For bolts and setscrews:
    1 is a standard hex head
    2 is a thin hex head
    3 is a cheese head
    4 is a round head
    5 is a countersunk head
    6 is an instrument head
For nuts:
    1 is a plain steel hex nut
    2 is a lock nut
    4 is a slotted nut
    7 is a regular slotted nut
For washers:
    1 is a plain washer
    2 is a beveled washer
For woodscrews:
    1 is a countersunk head
    2 is a round head
For rivets:
    3 is a flat head
    5 is a 90 degree countersunk head
    6 is a 120 degree countersunk head
&& numerals represents the diameter
** numerals represents the length in eighths of an inch, except for washers
% is a suffix letter indicating some other characteristic such as the material its made from or the type of head.
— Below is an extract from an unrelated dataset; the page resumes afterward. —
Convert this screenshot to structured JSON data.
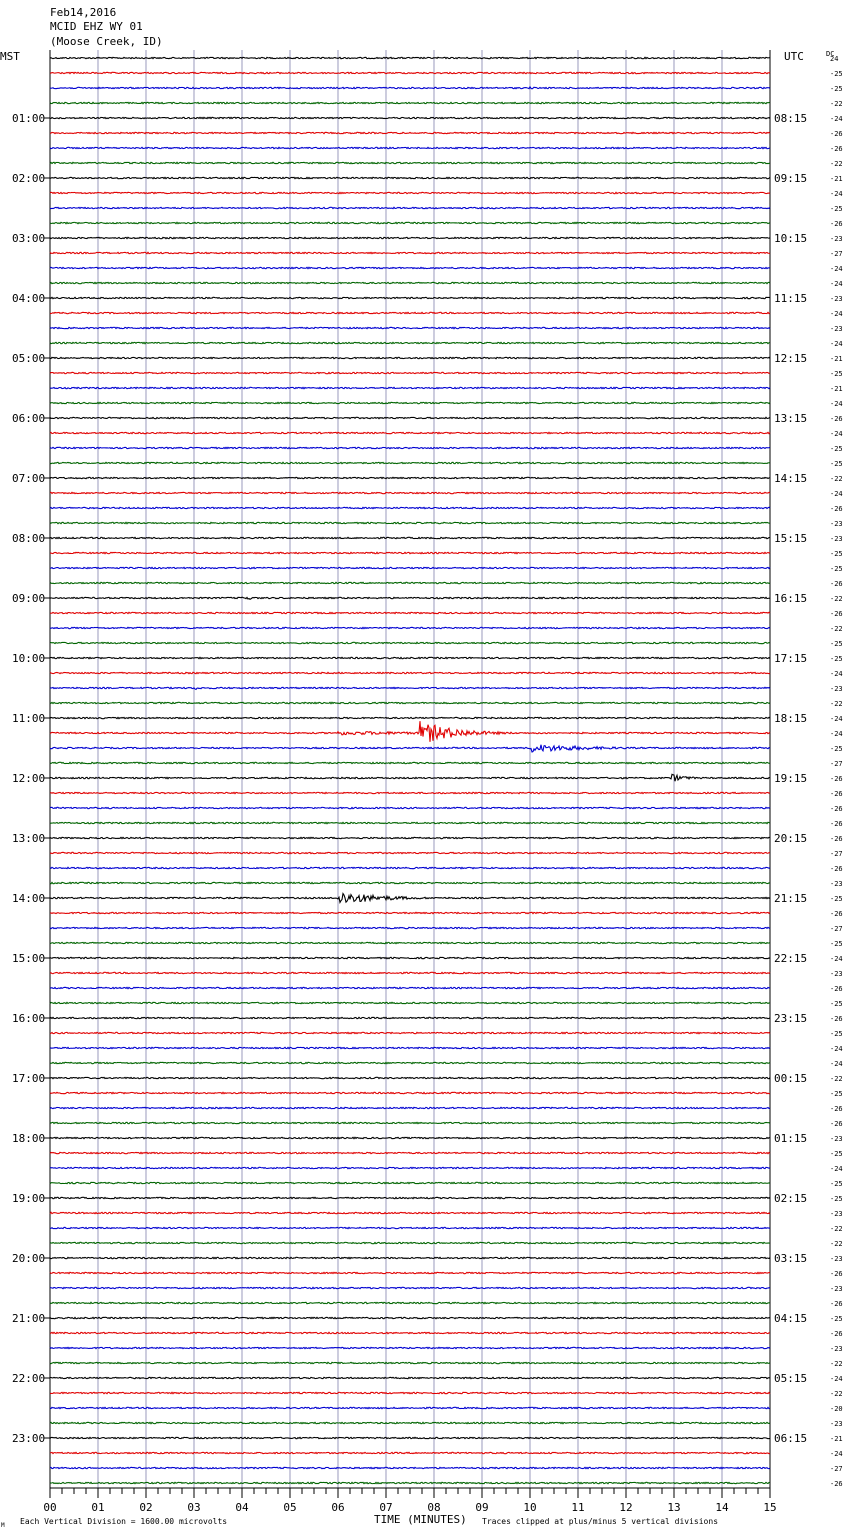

Unfortunately there are many bolts not in this list for which the part no. is of the format C.####. These are specials that were made especially for Jaguar or were modified by Jaguar from a standard bolt. Putting a hole through a bolt for a split pin would be an example. To determine if any of these were hardened or HTS bolts we would have to check them individually.
I've probably missed a few, so don't hold me accountable.
In my business I've seen this sort of nomenclature scheme used for all sorts of industrial goods.